Quote from: Richter on March 27, 2012, 03:08:07 AM
I don't have a uniform.  I have 8.  Each has a kitschy kung-fu move to go with it that I practice every morning in my busted martian ranch house wearing long red underwear.

Only one move per uniform?
Molon Lube

Q. G. Pennyworth

All I own are costumes. It's hard to figure out what to wear when it's not dressup time.

LMNO

--METAPHOR STRETCH--

Like any piece of clothing, if you simply buy something off the rack, it's not going to fit you very well.  Not to get all snowflake-y on you, but each person's body is different.  Some have broader shoulders, some have longer legs. 

And an ill-fitting piece of clothing is going to make you look ugly.

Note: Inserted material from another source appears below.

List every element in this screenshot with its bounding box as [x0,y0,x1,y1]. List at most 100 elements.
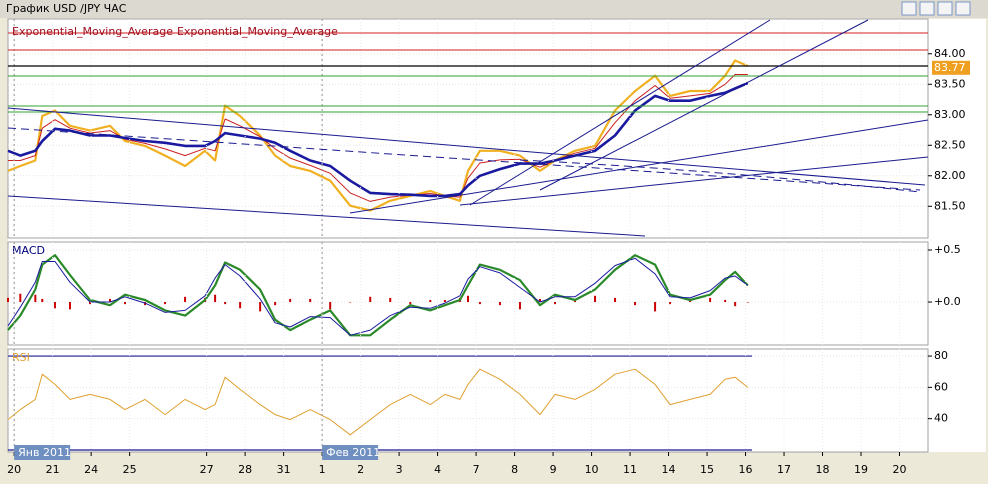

But if you take some time, and a bit off extra effort, it's not that difficult to get something tailored to fit.  Take in the waist a bit, unstitch a dart or two.  Hem those cuffs.  Add some accessories, and (as Her Majesty Coco Chanel commands), take off one piece of jewelry before going out.  Now you're looking sharp, you're looking put together.  You own that suit.  You're wearing it, it's not wearing you.

Cain

Uniforms help simplify social interactions by reducing agents into alloted roles created through custom and popular culture.  Sometimes, these uniforms can help in signifying certain cultural signs, group affiliations or membership within a hierarchy.  However, they can also cause people to overidentify with them, to the point they end up subsuming their individuality into a group consciousness or mass movement.

Sometimes, you just gotta remember, at the end of day, a sexy nurse outfit is just a sexy nurse outfit.